Les Parisiennes: How the Women of Paris Lived, Loved, and Died Under Nazi Occupation

The Germans had not picked up all the young Parisiennes working for the resistance. Marie-France Geoffroy-Dechaume, now hiding out with her group in her small house on the coast, was actively engaged in planning night-time operations which involved laying mines or planting bombs both on railway lines and by roadsides in response to information they received about German manoeuvres, about what they were transporting and, crucially, about when they would be passing. She learned to make homemade bombs on the kitchen table and sometimes would bicycle around with gelignite strapped to her chest, having secretly fetched the ingredients from elsewhere, then brought them back to the house to assemble into a bomb, all the time looking to any German soldier every inch the innocent country girl. As her daughter recalled, she rarely talked about these activities, but ‘I think she relished this role of looking or playing the innocent, knowing all the while that she had the means to blow the Boches sky high!’


The group planted their bombs under cover of night and, after months of inaction and waiting, there was a deep sense of satisfaction verging on euphoria when they saw their targets successfully blown up, a feeling that they were finally doing something positive to help their country.

Later, when it was clear that the Germans had been defeated, there were still small groups of German soldiers straggling along the country roads looking weary and defeated. Marie-France and her gang lay in wait and then ambushed some of these; the soldiers all too readily flung their arms in the air, shouting hopefully, ‘Camarade!’ She had been instructed to disarm rather than kill them and never forgot the look of humiliation on their faces – to be disarmed by a woman!

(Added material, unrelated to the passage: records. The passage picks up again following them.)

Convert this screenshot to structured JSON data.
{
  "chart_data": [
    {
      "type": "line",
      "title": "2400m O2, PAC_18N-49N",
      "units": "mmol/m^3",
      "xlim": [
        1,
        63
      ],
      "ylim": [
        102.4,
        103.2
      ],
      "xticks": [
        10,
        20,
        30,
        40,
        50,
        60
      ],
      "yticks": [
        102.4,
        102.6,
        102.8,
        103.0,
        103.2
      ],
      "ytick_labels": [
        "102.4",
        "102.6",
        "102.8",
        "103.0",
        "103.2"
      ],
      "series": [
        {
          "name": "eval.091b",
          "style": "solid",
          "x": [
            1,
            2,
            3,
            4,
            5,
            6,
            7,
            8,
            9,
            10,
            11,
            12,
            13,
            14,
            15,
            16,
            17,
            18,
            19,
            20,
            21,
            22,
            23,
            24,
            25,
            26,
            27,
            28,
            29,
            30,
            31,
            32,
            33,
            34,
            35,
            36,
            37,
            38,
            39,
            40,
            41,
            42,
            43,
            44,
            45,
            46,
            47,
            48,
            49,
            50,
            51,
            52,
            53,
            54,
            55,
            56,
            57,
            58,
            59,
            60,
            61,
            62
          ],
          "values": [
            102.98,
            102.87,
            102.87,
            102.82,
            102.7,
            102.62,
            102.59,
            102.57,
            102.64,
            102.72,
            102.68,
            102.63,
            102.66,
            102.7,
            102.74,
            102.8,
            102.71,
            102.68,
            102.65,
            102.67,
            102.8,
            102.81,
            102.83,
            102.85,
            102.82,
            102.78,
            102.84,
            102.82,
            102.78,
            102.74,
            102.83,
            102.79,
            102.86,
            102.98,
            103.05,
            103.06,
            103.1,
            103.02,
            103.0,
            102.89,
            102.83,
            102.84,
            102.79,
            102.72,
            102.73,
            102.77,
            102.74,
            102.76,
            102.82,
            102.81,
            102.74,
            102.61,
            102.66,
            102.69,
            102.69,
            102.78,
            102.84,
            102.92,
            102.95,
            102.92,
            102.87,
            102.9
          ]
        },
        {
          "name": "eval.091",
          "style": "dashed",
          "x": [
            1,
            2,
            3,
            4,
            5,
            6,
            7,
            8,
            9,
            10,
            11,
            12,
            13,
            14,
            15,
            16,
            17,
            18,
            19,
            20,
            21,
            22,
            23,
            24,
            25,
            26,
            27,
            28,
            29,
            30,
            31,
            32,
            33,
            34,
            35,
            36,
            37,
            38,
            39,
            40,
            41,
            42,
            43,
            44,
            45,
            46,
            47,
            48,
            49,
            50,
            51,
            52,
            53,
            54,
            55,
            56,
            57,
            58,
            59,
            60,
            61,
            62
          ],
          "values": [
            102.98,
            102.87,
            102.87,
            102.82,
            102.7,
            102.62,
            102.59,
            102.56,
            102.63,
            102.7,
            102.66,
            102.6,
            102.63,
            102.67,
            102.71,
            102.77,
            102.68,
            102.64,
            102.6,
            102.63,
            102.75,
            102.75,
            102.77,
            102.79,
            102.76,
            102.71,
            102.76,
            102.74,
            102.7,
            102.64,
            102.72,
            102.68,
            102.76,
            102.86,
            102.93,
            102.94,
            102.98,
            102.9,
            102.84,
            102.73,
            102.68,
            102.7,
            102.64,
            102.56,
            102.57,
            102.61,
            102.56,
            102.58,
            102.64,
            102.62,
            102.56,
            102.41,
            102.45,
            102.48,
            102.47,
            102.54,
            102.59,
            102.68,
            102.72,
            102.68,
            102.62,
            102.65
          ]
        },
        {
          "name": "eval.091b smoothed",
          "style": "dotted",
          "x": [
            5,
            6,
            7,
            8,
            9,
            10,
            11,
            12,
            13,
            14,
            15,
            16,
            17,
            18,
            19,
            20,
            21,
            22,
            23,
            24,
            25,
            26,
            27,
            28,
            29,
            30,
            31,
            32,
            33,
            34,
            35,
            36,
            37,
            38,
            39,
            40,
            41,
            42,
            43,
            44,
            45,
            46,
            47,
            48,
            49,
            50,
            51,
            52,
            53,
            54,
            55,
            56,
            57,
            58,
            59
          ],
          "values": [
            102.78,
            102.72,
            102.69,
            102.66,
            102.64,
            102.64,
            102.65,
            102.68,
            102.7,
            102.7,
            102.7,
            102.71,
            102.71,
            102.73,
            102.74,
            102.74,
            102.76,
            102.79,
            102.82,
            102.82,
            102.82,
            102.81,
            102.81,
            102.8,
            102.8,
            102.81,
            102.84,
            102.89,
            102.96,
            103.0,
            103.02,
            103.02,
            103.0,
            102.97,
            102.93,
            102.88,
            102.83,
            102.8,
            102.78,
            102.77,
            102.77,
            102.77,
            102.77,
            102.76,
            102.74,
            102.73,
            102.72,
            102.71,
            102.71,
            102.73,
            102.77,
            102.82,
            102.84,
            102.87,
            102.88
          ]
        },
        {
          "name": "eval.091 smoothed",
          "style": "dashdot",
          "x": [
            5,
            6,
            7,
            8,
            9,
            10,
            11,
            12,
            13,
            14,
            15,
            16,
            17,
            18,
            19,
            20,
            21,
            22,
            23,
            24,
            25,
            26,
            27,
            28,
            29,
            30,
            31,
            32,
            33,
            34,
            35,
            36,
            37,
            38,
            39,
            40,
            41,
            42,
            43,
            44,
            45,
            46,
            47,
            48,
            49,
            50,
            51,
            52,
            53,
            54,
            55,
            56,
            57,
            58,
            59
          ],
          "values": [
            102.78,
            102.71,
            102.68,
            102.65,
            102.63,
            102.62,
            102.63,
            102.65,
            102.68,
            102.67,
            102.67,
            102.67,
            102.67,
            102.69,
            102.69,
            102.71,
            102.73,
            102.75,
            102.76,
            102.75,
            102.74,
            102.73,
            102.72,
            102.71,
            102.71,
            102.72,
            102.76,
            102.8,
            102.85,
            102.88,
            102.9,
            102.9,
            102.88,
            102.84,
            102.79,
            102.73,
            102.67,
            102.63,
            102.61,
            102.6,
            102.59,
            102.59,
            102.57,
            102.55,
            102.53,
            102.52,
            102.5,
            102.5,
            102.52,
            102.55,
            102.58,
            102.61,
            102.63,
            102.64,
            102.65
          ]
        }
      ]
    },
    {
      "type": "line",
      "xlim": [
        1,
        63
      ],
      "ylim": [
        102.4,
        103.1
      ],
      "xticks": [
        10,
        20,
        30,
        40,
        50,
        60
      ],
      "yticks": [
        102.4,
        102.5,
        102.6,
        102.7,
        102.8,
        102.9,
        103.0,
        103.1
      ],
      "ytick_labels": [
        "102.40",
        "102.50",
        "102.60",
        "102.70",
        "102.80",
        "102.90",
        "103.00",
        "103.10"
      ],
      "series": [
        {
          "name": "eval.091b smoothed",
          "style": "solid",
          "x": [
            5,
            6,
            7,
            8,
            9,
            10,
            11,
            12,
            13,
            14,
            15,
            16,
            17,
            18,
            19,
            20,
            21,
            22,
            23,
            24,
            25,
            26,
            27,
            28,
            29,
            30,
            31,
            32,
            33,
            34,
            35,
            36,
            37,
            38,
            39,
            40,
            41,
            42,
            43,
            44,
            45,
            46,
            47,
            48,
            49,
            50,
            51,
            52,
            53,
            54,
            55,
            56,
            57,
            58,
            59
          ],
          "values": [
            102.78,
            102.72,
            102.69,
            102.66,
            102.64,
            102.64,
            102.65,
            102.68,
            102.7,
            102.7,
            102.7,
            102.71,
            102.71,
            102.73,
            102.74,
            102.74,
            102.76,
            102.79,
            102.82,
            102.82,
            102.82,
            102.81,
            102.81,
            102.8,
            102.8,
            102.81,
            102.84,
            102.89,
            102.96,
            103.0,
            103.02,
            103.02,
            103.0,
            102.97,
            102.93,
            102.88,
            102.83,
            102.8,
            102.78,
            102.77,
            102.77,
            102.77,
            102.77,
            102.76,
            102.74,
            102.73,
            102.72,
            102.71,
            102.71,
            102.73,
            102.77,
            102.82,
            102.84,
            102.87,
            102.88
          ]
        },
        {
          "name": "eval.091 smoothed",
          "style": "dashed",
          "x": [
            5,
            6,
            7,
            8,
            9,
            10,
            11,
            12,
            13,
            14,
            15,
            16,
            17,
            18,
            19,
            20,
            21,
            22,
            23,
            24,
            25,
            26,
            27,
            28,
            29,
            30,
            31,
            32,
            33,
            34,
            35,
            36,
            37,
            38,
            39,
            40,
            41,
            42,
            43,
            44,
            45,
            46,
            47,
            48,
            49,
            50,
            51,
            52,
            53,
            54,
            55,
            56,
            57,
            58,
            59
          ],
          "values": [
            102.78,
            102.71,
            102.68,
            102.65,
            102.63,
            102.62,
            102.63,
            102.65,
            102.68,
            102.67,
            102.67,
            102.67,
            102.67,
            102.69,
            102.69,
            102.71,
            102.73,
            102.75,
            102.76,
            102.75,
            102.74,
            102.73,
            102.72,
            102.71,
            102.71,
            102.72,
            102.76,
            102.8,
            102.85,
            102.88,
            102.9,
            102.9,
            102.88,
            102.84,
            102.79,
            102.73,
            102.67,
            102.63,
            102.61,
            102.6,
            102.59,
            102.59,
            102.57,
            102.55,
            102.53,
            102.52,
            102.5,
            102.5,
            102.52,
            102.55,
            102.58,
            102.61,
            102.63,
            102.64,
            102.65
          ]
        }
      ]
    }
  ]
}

The Paris all these women had left behind was increasingly a place of terror, consumed by shortages and despair. In the spring and early summer of 1944, even though the Allied invasion was imminent, only a handful of trusted people knew the precise details. But the constant rumours of a coup to remove Hitler fed Nazi paranoia, and in January 1944 Helmuth von Moltke was arrested and sent to a special prison section at the Ravensbrück camp. He was treated reasonably well at first and got to know prisoners such as Carmen Mory, whom he described to his wife Freya as someone who ‘told splendid stories’ and was ‘a magnificent source of information for me’. Geneviève de Gaulle, during the time she was held in solitary confinement, was also aware of his presence there, but did not know why he was being held.* But the volatility in Paris of random shootings and reprisals intensified into terrifying chaos after 20 July, when the Claus von Stauffenberg plot to kill Hitler failed. As a result hundreds of conspirators and anti-Nazis, who had thrown in their lot with Hitler’s opponents, were now rooted out and punished.

And there were summary executions, on all sides, of those thought to have been betraying secrets or people. On 26 April, Violette Morris, the lesbian former athlete and collaborator, was gunned down at the wheel of her Traction Avant on a country road in Normandy with two other collaborators in the car as well as the collaborators’ two young children, all killed in a hail of bullets fired by members of the Maquis Surcouf. Violette was fifty-one and was thought to have been responsible for numerous infiltrations of SOE networks and other resistance groups.

Of course the fear and deprivation felt by women in the capital queuing for food were as nothing compared to the suffering experienced by those in Ravensbrück. Nonetheless, alongside the tension there was a genuine sense of hardship in Paris itself because most of the women there had no concept of how much worse it was for the women imprisoned in the camps. Violette Wassem, a young secretary who had worked in Paris throughout the war, said that after four years of Occupation the low point of deprivation came in 1944 when gas and electricity often failed.

As I was ‘Mécanographe’ [early electric-typewriter secretary] at that period, I worked during the night. In order to do that, I took the last underground at 9–10pm and returned by the first at 6–7am. We would be given a ‘casse-cro?te’ [snack] at midnight made of a dish of white beans boiled in water (eugh!) and this, for five or six weeks. The newspapers had only a page, perhaps a half. No white machine-paper, but an inferior pink sort … Altered or forged coupons were sold for a great price and to increase the value in weight of the bread coupons, for example, one of our employees was scratching out figures and drawing others all day long. I bought some for us, for my family in the countryside and even for a baker friend so as to satisfy his clients and his miller!